How to setup grub for Dual Boot on Ubuntu 23.10 (fix)

Just installed Xubuntu (or Ubuntu) 23.10 alongside Windows and now it boots straight into Linux without showing the GRUB menu? Don’t worry — this is the new default and we will change it.

5 months ago   •   1 min read

By Aquasp
Table of contents

Introduction

GRUB Menu Not Showing → Windows Not Appearing on Boot

Just installed Xubuntu (or Ubuntu) 23.10 alongside Windows and now it boots straight into Linux without showing the GRUB menu?
Don’t worry — this is the new default behavior. Starting with recent Ubuntu versions, GRUB_TIMEOUT_STYLE is set to hidden and the timeout is 0 seconds, so the menu is completely skipped unless you hold Shift during boot.

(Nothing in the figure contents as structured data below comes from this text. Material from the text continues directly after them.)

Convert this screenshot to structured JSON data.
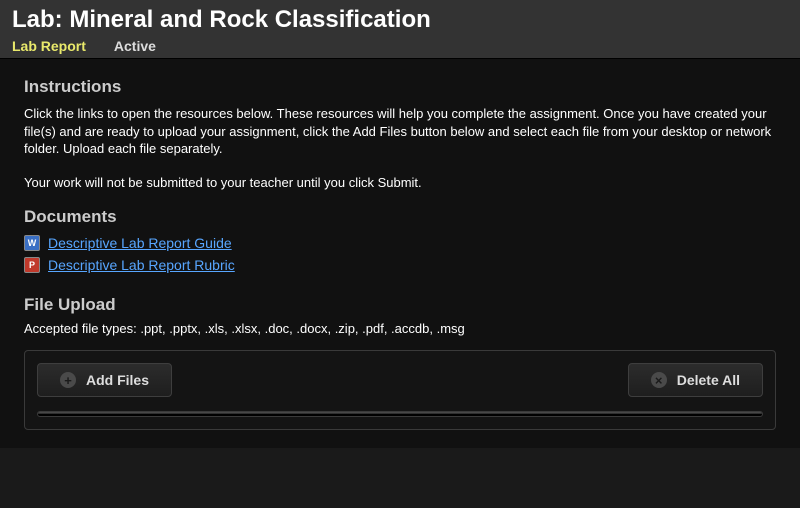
{
  "header": {
    "title": "Lab: Mineral and Rock Classification",
    "tabs": {
      "lab_report": "Lab Report",
      "active_tab": "Active"
    }
  },
  "instructions": {
    "heading": "Instructions",
    "p1": "Click the links to open the resources below. These resources will help you complete the assignment. Once you have created your file(s) and are ready to upload your assignment, click the Add Files button below and select each file from your desktop or network folder. Upload each file separately.",
    "p2": "Your work will not be submitted to your teacher until you click Submit."
  },
  "documents": {
    "heading": "Documents",
    "items": [
      {
        "label": "Descriptive Lab Report Guide",
        "icon": "word"
      },
      {
        "label": "Descriptive Lab Report Rubric",
        "icon": "pdf"
      }
    ]
  },
  "upload": {
    "heading": "File Upload",
    "accepted": "Accepted file types: .ppt, .pptx, .xls, .xlsx, .doc, .docx, .zip, .pdf, .accdb, .msg",
    "add_label": "Add Files",
    "delete_label": "Delete All"
  },
  "colors": {
    "bg": "#111111",
    "header_bg": "#333333",
    "active_tab": "#e9e96b",
    "link": "#58a6ff",
    "section_heading": "#cccccc",
    "border": "#3a3a3a"
  }
}
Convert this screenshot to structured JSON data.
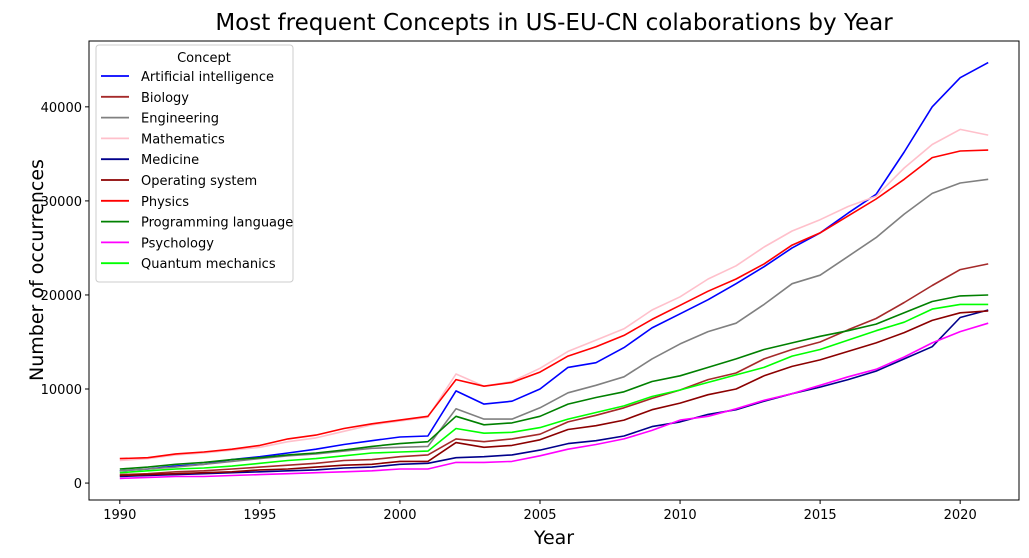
{
  "chart_data": {
    "type": "line",
    "title": "Most frequent Concepts in US-EU-CN colaborations by Year",
    "xlabel": "Year",
    "ylabel": "Number of occurrences",
    "xlim": [
      1988.9,
      2022.1
    ],
    "ylim": [
      -1800,
      47000
    ],
    "x_ticks": [
      1990,
      1995,
      2000,
      2005,
      2010,
      2015,
      2020
    ],
    "y_ticks": [
      0,
      10000,
      20000,
      30000,
      40000
    ],
    "grid": false,
    "legend": {
      "title": "Concept",
      "position": "top-left"
    },
    "x": [
      1990,
      1991,
      1992,
      1993,
      1994,
      1995,
      1996,
      1997,
      1998,
      1999,
      2000,
      2001,
      2002,
      2003,
      2004,
      2005,
      2006,
      2007,
      2008,
      2009,
      2010,
      2011,
      2012,
      2013,
      2014,
      2015,
      2016,
      2017,
      2018,
      2019,
      2020,
      2021
    ],
    "series": [
      {
        "name": "Artificial intelligence",
        "color": "#0000ff",
        "values": [
          1300,
          1500,
          1800,
          2000,
          2500,
          2800,
          3200,
          3600,
          4100,
          4500,
          4900,
          5000,
          9800,
          8400,
          8700,
          10000,
          12300,
          12800,
          14400,
          16500,
          18000,
          19500,
          21200,
          23000,
          25000,
          26600,
          28700,
          30700,
          35200,
          40000,
          43100,
          44700
        ]
      },
      {
        "name": "Biology",
        "color": "#a52a2a",
        "values": [
          900,
          1000,
          1200,
          1300,
          1500,
          1700,
          1900,
          2100,
          2400,
          2500,
          2800,
          3000,
          4700,
          4400,
          4700,
          5200,
          6500,
          7200,
          8000,
          9000,
          9900,
          11000,
          11700,
          13200,
          14200,
          15000,
          16300,
          17500,
          19200,
          21000,
          22700,
          23300
        ]
      },
      {
        "name": "Engineering",
        "color": "#808080",
        "values": [
          1300,
          1500,
          1700,
          2000,
          2300,
          2600,
          2900,
          3100,
          3400,
          3700,
          3800,
          3900,
          7900,
          6800,
          6800,
          8000,
          9600,
          10400,
          11300,
          13200,
          14800,
          16100,
          17000,
          19000,
          21200,
          22100,
          24100,
          26100,
          28600,
          30800,
          31900,
          32300
        ]
      },
      {
        "name": "Mathematics",
        "color": "#ffc0cb",
        "values": [
          2400,
          2600,
          3000,
          3200,
          3500,
          3800,
          4400,
          4800,
          5500,
          6200,
          6600,
          7000,
          11600,
          10300,
          10800,
          12200,
          14000,
          15200,
          16400,
          18400,
          19800,
          21700,
          23100,
          25100,
          26800,
          28000,
          29400,
          30500,
          33500,
          36000,
          37600,
          37000
        ]
      },
      {
        "name": "Medicine",
        "color": "#00008b",
        "values": [
          700,
          800,
          900,
          1000,
          1100,
          1200,
          1300,
          1400,
          1600,
          1700,
          2000,
          2100,
          2700,
          2800,
          3000,
          3500,
          4200,
          4500,
          5000,
          6000,
          6500,
          7300,
          7800,
          8700,
          9500,
          10200,
          11000,
          11900,
          13200,
          14500,
          17600,
          18400
        ]
      },
      {
        "name": "Operating system",
        "color": "#8b0000",
        "values": [
          800,
          900,
          1000,
          1100,
          1200,
          1400,
          1500,
          1700,
          1900,
          2000,
          2300,
          2300,
          4300,
          3800,
          4000,
          4600,
          5700,
          6100,
          6700,
          7800,
          8500,
          9400,
          10000,
          11400,
          12400,
          13100,
          14000,
          14900,
          16000,
          17300,
          18100,
          18300
        ]
      },
      {
        "name": "Physics",
        "color": "#ff0000",
        "values": [
          2600,
          2700,
          3100,
          3300,
          3600,
          4000,
          4700,
          5100,
          5800,
          6300,
          6700,
          7100,
          11000,
          10300,
          10700,
          11800,
          13500,
          14500,
          15700,
          17400,
          18900,
          20400,
          21700,
          23300,
          25300,
          26600,
          28400,
          30200,
          32300,
          34600,
          35300,
          35400
        ]
      },
      {
        "name": "Programming language",
        "color": "#008000",
        "values": [
          1500,
          1700,
          2000,
          2200,
          2500,
          2700,
          3000,
          3200,
          3500,
          3900,
          4200,
          4400,
          7100,
          6200,
          6400,
          7100,
          8400,
          9100,
          9700,
          10800,
          11400,
          12300,
          13200,
          14200,
          14900,
          15600,
          16200,
          16900,
          18100,
          19300,
          19900,
          20000
        ]
      },
      {
        "name": "Psychology",
        "color": "#ff00ff",
        "values": [
          500,
          600,
          700,
          700,
          800,
          900,
          1000,
          1100,
          1200,
          1300,
          1500,
          1500,
          2200,
          2200,
          2300,
          2900,
          3600,
          4100,
          4700,
          5600,
          6700,
          7100,
          7900,
          8800,
          9500,
          10400,
          11300,
          12100,
          13400,
          14900,
          16100,
          17000
        ]
      },
      {
        "name": "Quantum mechanics",
        "color": "#00ff00",
        "values": [
          1100,
          1300,
          1500,
          1600,
          1800,
          2100,
          2400,
          2600,
          2900,
          3200,
          3300,
          3400,
          5800,
          5300,
          5400,
          5900,
          6800,
          7500,
          8200,
          9200,
          9900,
          10700,
          11500,
          12300,
          13500,
          14200,
          15200,
          16200,
          17100,
          18500,
          19000,
          19000
        ]
      }
    ]
  }
}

Here’s the permanent two-line fix.

The Fix (Takes 30 Seconds)

Open a terminal and edit the GRUB config:

sudo nano /etc/default/grub

Make sure these lines are present and exactly like this (add them if missing):

GRUB_TIMEOUT_STYLE=menu
GRUB_TIMEOUT=10

Optional but recommended — make the menu look nicer and be 100% reliable:

GRUB_TERMINAL=console

Full example of the relevant section:

# Show the GRUB menu every time
GRUB_TIMEOUT_STYLE=menu
GRUB_TIMEOUT=10        # seconds to wait before auto-booting the default entry
GRUB_TERMINAL=console

Save (Ctrl+O → Enter → Ctrl+X) and update GRUB:

sudo update-grub

Reboot and you’ll now see the full GRUB menu with both Ubuntu/Xubuntu and Windows listed.
You can change the 10 to any number you like (or even -1 to wait indefinitely until you pick an entry).

Why This Happens

Canonical decided to hide the menu by default for a “cleaner” boot experience on single-OS machines.
For dual-boot users it’s just annoying — this fix restores the classic behavior permanently.

That’s it — enjoy easy access to both operating systems again!